Crise sur crises à Radio France
Publié le 1 Juin 2015
Crise budgétaire
L’entreprise est condamnée à réduire sa masse salariale faute de budget suffisant pour supporter l’augmentation mécanique des charges d’exploitation. L’Etat a serré la vis en 2012 dans sa politique de réduction de la dette publique et contraint l’ensemble des services publics à faire avec moins. RFI et France Télévisions ont déjà été touchées. Radio France, cible du rapport de la Cour des comptes et des rapports parlementaires, prévoit un plan de réduction d’effectifs dans le Contrat d’objectifs et de moyens (COM). Ce plan serait mis à la négociation dès septembre, délai imposé par le plan d’affaire pour le retour à l’équilibre. Nous contestons une approche purement comptable qui conduirait à la désorganisation des services, à la mise en cause de nos programmes et nos missions.
Crise de gouvernance
Les discussions ont cours entre la présidence de Radio France et les ministères de la Culture et du Budget. Mais la nomination du président sur la base d’un projet stratégique est de la responsabilité du CSA. Toutes les parties prenantes se renvoient la balle, chacune en pleine crise de crédibilité : les affaires Gallet (bureau et conseillers), ce petit côté CSA nostra dans les nominations à Radio France et France Télévisions, et la Saal affaire : le ministère lui confie un poste de chargée de mission juste un mois après l’avoir débarquée de l’Ina pour des faits graves. Nous sommes face à des autorités controversées.
Crise d’identité
L’étau budgétaire conduit l’entreprise à des choix en contradiction avec son cahier des missions et des charges issu de la loi de 1986. La volonté d’accroître ses ressources propres avec des annonceurs publicitaires privés et l’organisation à la Maison de la Radio d’évènements privés posent bien sûr des questions éthiques et déontologiques. La production radiophonique ou musicale est altérée par la location de studios, par la réquisition de techniciens pour Pernod-Ricard, Samsung, etc. Radio France doit jouer un rôle clé dans la prescription de nouveaux talents, la découverte, l’ouverture au monde. La suppression d’émissions publiques, la réduction de moyens pour les reportages et le documentaire, ou la difficulté à faire prendre en charge le déplacement d’invités ou de musiciens compromettent l’identité de Radio France en tant qu’acteur culturel.
Crise sociale
La perspective d’une réduction drastique des effectifs rend le climat de l’entreprise très sombre. Pour beaucoup de salariés, le ressort est déjà cassé. L’incertitude et l’indécision se sont emparées des esprits. On assiste à un gigantesque gâchis. Certains complètent leurs CV pour démarcher. L’erreur suprême, c’est prétendre mener de front les négociations d’un plan de départs volontaires, du Nac et d’un accord multimédia en même temps que se mènerait la réflexion sur l’évolution des modes de production, réflexion que nous souhaitons la plus participative possible, à la hauteur des enjeux. Il faut se projeter malgré la fermeture temporaire des studios moyens et l’objectif avoué par Jean-Paul Cluzel dans sa réponse à la Cour des comptes de la réduction du nombre de studios.

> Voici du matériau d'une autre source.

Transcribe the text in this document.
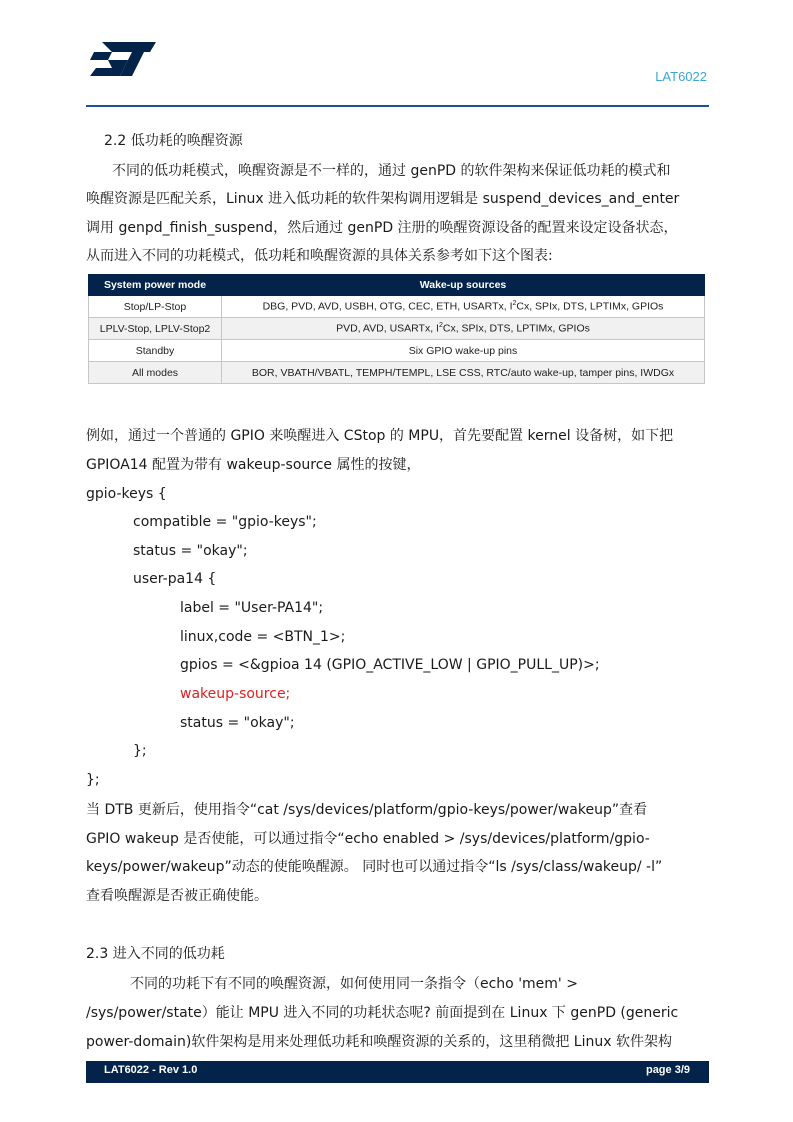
LAT6022
2.2 低功耗的唤醒资源
不同的低功耗模式，唤醒资源是不一样的，通过 genPD 的软件架构来保证低功耗的模式和
唤醒资源是匹配关系，Linux 进入低功耗的软件架构调用逻辑是 suspend_devices_and_enter
调用 genpd_finish_suspend，然后通过 genPD 注册的唤醒资源设备的配置来设定设备状态，
从而进入不同的功耗模式，低功耗和唤醒资源的具体关系参考如下这个图表:
System power mode	Wake-up sources
Stop/LP-Stop	DBG, PVD, AVD, USBH, OTG, CEC, ETH, USARTx, $I^2Cx$, SPIx, DTS, LPTIMx, GPIOs
LPLV-Stop, LPLV-Stop2	PVD, AVD, USARTx, $I^2Cx$, SPIx, DTS, LPTIMx, GPIOs
Standby	Six GPIO wake-up pins
All modes	BOR, VBATH/VBATL, TEMPH/TEMPL, LSE CSS, RTC/auto wake-up, tamper pins, IWDGx
例如，通过一个普通的 GPIO 来唤醒进入 CStop 的 MPU，首先要配置 kernel 设备树，如下把
GPIOA14 配置为带有 wakeup-source 属性的按键，
gpio-keys {
compatible = "gpio-keys";
status = "okay";
user-pa14 {
label = "User-PA14";
linux,code = <BTN_1>;
gpios = <&gpioa 14 (GPIO_ACTIVE_LOW | GPIO_PULL_UP)>;
wakeup-source;
status = "okay";
};
};
当 DTB 更新后，使用指令“cat /sys/devices/platform/gpio-keys/power/wakeup”查看
GPIO wakeup 是否使能，可以通过指令“echo enabled > /sys/devices/platform/gpio-
keys/power/wakeup”动态的使能唤醒源。 同时也可以通过指令“ls /sys/class/wakeup/ -l”
查看唤醒源是否被正确使能。
2.3 进入不同的低功耗
不同的功耗下有不同的唤醒资源，如何使用同一条指令（echo 'mem' >
/sys/power/state）能让 MPU 进入不同的功耗状态呢? 前面提到在 Linux 下 genPD (generic
power-domain)软件架构是用来处理低功耗和唤醒资源的关系的，这里稍微把 Linux 软件架构
LAT6022 - Rev 1.0	page 3/9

L’Unsa demande à ce qu’aucun plan de réduction d’effectifs ne soit mis en place avant les conclusions de la réflexion sur les modes de production en juin 2016. Rappelons que plus de mille salariés sont concernés par la réforme qui en découlera.
L’évolution de nos outils et nos organisations et l’émergence de nouvelles compétences doivent s’inscrire au minimum sur toute la durée du COM et non sur 2 ans. L’évolution des effectifs ne peut la devancer, l’Etat et la direction de Radio France commettraient une faute en la brusquant.